Billet invité.
La crise des réfugiés se poursuit dans un chaos qui ne cesse de s’aggraver. Dimitris Avramopoulos, le commissaire à l’immigration, promenait hier soir son désenchantement dans les couloirs de la Conférence sur la migration de La Valette (Malte) : « Schengen est la plus grande et plus tangible réalisation de l’intégration européenne » » disait-il, « mais certaines politiques mettent en danger Schengen. C’est un moment difficile pour l’Europe, malheureusement le rêve européen a disparu. » Cela en prend certes le pas pour les Européens, mais pas pour les réfugiés dont l’exode semble destiné à se poursuivre sans que l’on en voie la fin.
Thomas de Maizière, le ministre allemand de l’intérieur qui s’oppose à Angela Merkel, prévient que « le temps est compté » sans dire pourquoi, et le premier ministre suédois reconnait, à propos de Schengen, que « nous avons besoin d’un autre système » sans le décrire. Ni les paroles ni les esprits ne sont au clair. Dans l’immédiat, la confusion s’est installée et s’amplifie, sur laquelle il va être très difficile de revenir.
Les exemples n’en manquent pas : la relocalisation des réfugiés ne fonctionne pas, ceux-ci souhaitant tous aller en Allemagne ou en Suède et les autres gouvernements ne se précipitant pas pour déclarer des places disponibles. Des centaines de milliers de réfugiés sont déjà à demeure en Suède et en Allemagne sans avoir été enregistrés à leur entrée dans l’espace Schengen. La Grèce et l’Italie sont censés faire fonctionner des « hotspots » afin d’y procéder dorénavant, mais le manque des moyens les plus élémentaires et de personnel est criant, mesurant la distance existante entre les paroles et les actes des dirigeants européens.
Qu’en sera-t-il, à cette aune, des « centres » qui devraient être installés le long de la Route des Balkans ? Dimitris Avramopoulos exprime son inquiétude pour le court terme : « nous ne pouvons pas avoir une situation humanitaire critique à nos frontières, nous ne pouvons pas laisser les gens mourir de froid dans les Balkans », mais il ne propose pas de créer un couloir humanitaire sous les auspices de la Commission européenne, en coordination avec les gouvernements concernés.
Un sommet européen extraordinaire suit aujourd’hui la conférence de La Valette, convoqué par Donald Tusk, le président du Conseil de l’Europe auquel est prêtée l’intention de proposer des mesures « drastiques ». Sans attendre leur adoption, une dynamique d’instauration des contrôles aux frontières internes de l’espace Schengen s’est instauré. La Slovénie, l’Autriche, la Suède et l’Allemagne y sont engagées, la Hongrie ayant commencé.

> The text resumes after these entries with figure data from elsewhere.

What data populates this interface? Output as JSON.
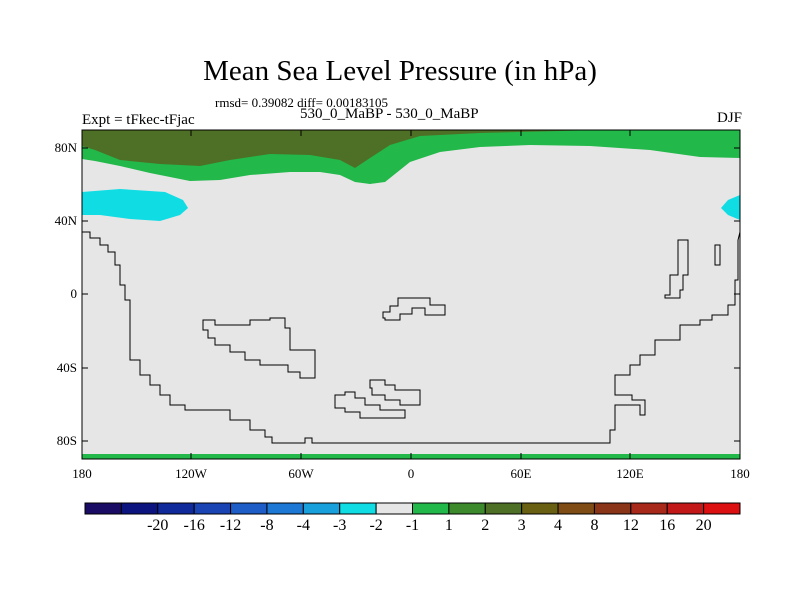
{
  "title": "Mean Sea Level Pressure (in hPa)",
  "stats": "rmsd= 0.39082 diff= 0.00183105",
  "left_label": "Expt = tFkec-tFjac",
  "center_label": "530_0_MaBP - 530_0_MaBP",
  "right_label": "DJF",
  "lat_ticks": [
    "80N",
    "40N",
    "0",
    "40S",
    "80S"
  ],
  "lon_ticks": [
    "180",
    "120W",
    "60W",
    "0",
    "60E",
    "120E",
    "180"
  ],
  "colorbar": {
    "colors": [
      "#1a0c64",
      "#0c1480",
      "#102a9c",
      "#1a44b4",
      "#1e5cc8",
      "#1c78d4",
      "#18a0dc",
      "#10dce4",
      "#e6e6e6",
      "#22b84a",
      "#3c8a2c",
      "#4e7026",
      "#6a6014",
      "#7e4c14",
      "#8a3418",
      "#a8281a",
      "#c21818",
      "#dc1010"
    ],
    "labels": [
      "-20",
      "-16",
      "-12",
      "-8",
      "-4",
      "-3",
      "-2",
      "-1",
      "1",
      "2",
      "3",
      "4",
      "8",
      "12",
      "16",
      "20"
    ]
  },
  "map_colors": {
    "background": "#e6e6e6",
    "dark_green": "#4e7026",
    "green": "#22b84a",
    "cyan": "#10dce4",
    "coast": "#000000"
  }
}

Non seulement les plans de renforcement de la gouvernance européenne font désaccord – pour ne pas parler des négociations qui s’entament avec le gouvernement britannique – mais l’Europe commence à se déstructurer, ce que la BCE avait pu éviter au plus chaud de la crise de l’euro. L’heure est à la montée de la xénophobie et du repli sur soi, non sans conséquences électorales.

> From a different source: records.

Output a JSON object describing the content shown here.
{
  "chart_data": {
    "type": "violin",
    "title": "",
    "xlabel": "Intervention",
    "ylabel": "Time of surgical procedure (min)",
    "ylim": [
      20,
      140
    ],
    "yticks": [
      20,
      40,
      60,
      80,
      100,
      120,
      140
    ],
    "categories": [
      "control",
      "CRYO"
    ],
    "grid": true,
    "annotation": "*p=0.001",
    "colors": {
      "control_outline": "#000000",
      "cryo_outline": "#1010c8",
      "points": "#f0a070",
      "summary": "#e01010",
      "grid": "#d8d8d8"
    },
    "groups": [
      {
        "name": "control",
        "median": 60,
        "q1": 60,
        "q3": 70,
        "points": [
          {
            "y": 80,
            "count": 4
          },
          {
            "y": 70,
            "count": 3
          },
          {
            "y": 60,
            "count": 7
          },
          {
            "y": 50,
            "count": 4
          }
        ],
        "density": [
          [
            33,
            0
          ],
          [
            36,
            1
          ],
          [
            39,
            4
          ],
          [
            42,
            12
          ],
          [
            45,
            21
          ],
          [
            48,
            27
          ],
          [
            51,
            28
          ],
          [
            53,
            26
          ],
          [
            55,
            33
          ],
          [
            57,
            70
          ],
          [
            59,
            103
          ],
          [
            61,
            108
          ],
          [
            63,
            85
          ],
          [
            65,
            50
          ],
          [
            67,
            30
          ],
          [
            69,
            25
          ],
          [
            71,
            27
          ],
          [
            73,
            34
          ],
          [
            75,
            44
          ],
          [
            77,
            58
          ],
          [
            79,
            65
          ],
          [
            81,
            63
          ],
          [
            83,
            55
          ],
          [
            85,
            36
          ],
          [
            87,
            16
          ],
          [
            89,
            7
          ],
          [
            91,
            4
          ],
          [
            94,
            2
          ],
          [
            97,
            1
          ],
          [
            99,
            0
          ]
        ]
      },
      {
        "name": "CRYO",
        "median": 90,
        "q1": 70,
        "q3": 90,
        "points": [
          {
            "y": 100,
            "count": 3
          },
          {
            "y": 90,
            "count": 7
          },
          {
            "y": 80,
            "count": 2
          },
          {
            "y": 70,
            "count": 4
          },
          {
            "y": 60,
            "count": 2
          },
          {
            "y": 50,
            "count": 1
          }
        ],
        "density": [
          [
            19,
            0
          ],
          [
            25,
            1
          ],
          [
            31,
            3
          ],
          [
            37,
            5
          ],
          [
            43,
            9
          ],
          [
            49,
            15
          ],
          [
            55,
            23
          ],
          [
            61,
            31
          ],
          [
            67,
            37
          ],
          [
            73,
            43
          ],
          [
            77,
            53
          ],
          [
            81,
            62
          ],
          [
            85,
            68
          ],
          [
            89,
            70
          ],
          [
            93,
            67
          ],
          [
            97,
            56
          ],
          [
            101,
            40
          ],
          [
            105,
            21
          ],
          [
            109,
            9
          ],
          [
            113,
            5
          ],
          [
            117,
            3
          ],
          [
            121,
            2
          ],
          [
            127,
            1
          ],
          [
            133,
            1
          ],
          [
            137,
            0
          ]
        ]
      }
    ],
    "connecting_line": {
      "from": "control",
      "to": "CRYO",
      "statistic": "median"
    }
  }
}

Afin sinon de stopper mais de ralentir le plus possible l’exode des réfugiés, un accord est recherché avec la Turquie. Mais le président turc Recep Tayyip Erdogan vient de doucher les espoirs des autorités européennes en proposant de « régler cette affaire » à sa manière. Afin d’y installer les réfugiés, il propose à nouveau la proclamation d’une « zone nettoyée des terroristes, une zone d’exclusion aérienne » à l’intérieur de la Syrie, à ses frontières nord.
Il omet simplement un petit détail : appelée le Kurdistan syrien, cette zone autonome pourvue depuis 2013 d’un gouvernement de facto est sous contrôle des milices kurdes et deux millions de Kurdes y vivent. Le président Erdogan cherche rien moins qu’à enrôler les dirigeants européens dans sa guerre contre les Kurdes…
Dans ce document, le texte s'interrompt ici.